Second, Not all couples require that both members be involved with all financial transactions. In fact, many relationships work just fine with one person making the financial decisions.
Fifth, people who suggest that there is more going on than what has been presented and actually are suggesting divorce are projecting and giving the OP very bad advice.
Most couples married long enough to be celebrating their 10th wedding anniversary have this all figured out already, and aren't shocked, surprised, and dismayed by the actions of the spouse, who is not explaining where the money went well enough, and is allowed her to be and stay confused.
People here base their thoughts and feelings on what they know of human nature, and their own pasts. This is invaluable to many people. No one here FORCES others to do anything; they simply help to open up minds to see that some things aren't right or OK. People in abusive relationships often *do not know* that what is happening to them is abuse. They have been told that THEY are in the wrong so many times that they question themselves, and need someone else to step in and tell the truth.
Maybe this guy is just so upset he can't talk straight. Maybe this stuff has never happened before. Or maybe this is a series of problems that has happened since they met, and this will be the straw that broke the camel's back, once she realizes that it's not acceptable.
How about the OP and her husband simply work on having more open communications? Perhaps the husband hasn't previously discussed this issue because he knew that the discussion wouldn't be welcomed? I have no knowledge as to whether that's true, but it certainly is possible.

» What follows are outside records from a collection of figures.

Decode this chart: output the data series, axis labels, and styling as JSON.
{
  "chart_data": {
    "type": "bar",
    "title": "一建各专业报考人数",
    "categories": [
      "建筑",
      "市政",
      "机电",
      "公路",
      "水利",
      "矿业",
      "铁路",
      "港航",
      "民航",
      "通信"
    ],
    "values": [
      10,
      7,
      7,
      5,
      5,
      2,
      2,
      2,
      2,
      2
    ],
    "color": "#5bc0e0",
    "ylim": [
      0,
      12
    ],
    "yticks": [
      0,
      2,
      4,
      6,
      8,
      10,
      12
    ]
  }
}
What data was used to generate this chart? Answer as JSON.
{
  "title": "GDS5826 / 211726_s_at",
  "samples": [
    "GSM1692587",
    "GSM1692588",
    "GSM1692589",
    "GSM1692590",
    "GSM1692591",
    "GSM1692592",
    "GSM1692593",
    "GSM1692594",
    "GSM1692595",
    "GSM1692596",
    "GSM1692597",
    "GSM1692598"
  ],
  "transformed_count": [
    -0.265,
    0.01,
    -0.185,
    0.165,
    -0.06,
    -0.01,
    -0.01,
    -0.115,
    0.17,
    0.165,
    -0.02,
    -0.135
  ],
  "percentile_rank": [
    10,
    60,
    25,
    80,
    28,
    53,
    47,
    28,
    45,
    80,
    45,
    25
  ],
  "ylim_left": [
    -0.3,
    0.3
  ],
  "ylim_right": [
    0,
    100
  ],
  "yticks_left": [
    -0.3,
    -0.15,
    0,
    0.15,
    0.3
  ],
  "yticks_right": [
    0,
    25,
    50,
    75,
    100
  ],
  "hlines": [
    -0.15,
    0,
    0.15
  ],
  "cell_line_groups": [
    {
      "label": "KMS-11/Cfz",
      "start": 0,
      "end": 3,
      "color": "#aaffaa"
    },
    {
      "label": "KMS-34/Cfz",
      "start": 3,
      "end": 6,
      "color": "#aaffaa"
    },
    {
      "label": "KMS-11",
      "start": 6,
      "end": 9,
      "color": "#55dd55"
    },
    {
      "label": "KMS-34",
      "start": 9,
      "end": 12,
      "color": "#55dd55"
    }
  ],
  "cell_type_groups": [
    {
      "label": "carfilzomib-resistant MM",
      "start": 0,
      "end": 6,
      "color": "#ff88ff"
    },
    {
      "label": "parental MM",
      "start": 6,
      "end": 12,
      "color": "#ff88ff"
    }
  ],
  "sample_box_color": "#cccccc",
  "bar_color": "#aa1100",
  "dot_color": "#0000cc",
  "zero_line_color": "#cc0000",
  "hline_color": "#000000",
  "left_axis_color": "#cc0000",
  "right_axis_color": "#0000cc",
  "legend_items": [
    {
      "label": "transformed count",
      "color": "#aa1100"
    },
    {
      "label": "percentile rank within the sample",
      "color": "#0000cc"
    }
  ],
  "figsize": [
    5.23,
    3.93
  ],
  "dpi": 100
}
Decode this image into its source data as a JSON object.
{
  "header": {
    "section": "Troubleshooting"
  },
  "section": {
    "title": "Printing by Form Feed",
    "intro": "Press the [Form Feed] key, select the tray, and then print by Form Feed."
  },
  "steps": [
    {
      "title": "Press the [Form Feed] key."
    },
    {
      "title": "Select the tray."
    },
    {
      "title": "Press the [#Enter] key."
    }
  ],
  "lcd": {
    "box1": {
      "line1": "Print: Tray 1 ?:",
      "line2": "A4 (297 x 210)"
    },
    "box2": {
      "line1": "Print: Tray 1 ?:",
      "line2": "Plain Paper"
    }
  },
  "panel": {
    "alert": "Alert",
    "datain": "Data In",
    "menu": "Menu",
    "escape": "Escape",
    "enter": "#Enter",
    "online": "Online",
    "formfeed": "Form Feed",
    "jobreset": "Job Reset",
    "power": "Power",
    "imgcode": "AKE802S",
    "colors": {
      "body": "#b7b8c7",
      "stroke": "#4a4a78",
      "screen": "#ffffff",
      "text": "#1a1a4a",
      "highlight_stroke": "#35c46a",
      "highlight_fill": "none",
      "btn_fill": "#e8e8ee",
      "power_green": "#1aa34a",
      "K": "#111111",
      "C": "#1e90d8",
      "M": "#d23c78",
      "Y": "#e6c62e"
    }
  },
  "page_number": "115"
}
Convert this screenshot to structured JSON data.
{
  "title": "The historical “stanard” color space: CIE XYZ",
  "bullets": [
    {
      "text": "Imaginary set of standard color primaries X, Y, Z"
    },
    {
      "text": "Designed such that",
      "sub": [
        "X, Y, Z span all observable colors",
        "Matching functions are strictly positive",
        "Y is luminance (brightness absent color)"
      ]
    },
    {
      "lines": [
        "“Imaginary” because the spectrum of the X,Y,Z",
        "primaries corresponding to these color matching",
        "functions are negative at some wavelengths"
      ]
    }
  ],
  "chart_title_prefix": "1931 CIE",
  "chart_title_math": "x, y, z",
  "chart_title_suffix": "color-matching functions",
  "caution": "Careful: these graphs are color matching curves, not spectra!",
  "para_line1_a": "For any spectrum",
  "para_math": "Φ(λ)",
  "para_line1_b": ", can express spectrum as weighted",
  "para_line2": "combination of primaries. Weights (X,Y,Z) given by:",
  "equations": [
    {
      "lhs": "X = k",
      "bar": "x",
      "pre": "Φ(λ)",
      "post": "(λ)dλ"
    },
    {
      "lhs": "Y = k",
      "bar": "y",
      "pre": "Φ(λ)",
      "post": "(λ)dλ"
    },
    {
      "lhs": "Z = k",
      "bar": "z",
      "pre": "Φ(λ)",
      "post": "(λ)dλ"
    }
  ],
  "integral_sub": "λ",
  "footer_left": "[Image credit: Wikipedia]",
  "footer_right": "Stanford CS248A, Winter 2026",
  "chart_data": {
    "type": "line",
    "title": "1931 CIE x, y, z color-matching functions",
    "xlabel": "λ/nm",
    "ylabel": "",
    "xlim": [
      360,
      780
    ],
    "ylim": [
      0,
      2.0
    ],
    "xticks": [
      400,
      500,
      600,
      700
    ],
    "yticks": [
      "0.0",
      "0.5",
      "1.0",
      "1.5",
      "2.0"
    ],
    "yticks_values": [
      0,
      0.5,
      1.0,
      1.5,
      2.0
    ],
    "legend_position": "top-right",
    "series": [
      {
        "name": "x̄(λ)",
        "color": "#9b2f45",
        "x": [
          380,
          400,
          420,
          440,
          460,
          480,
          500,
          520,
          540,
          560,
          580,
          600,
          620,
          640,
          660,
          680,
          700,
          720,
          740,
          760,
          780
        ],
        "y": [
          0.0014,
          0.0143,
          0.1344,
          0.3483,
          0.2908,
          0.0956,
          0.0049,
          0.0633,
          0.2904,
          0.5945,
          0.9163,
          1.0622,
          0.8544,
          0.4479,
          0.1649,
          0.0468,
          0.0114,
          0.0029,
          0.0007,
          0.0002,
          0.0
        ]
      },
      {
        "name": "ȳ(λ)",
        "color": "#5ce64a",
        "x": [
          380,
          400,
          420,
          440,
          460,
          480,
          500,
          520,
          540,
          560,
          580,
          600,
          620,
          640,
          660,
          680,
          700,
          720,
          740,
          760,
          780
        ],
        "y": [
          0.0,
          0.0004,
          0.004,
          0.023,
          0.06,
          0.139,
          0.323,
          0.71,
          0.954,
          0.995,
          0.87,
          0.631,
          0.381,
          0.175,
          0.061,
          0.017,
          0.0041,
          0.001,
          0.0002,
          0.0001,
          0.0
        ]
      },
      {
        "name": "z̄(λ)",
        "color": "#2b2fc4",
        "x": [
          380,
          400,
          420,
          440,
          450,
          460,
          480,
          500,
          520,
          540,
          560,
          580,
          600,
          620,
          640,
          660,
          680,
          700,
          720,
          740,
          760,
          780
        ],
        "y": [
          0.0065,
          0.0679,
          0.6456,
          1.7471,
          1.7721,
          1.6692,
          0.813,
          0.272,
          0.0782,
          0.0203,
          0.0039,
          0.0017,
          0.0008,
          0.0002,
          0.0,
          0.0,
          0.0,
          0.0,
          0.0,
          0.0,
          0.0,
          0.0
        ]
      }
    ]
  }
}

Go on the trip anyway? Even though the money for the trip is no longer available? I just don't see this as a responsible financial decision, let alone the damage that such a decision would do to the relationship.
After 10 years of marriage a problem caused by a one-time communication breakdown would not cause such dismay. The husband wouldn't be telling her she's selfish, she wouldn't be so confused because he would open up the financial info for her to see, and would explain it all.
DVC is paid, I assume their way of getting there is paid. If she goes alone, that's a whole lot less money for food being paid. So what money IS there left, really?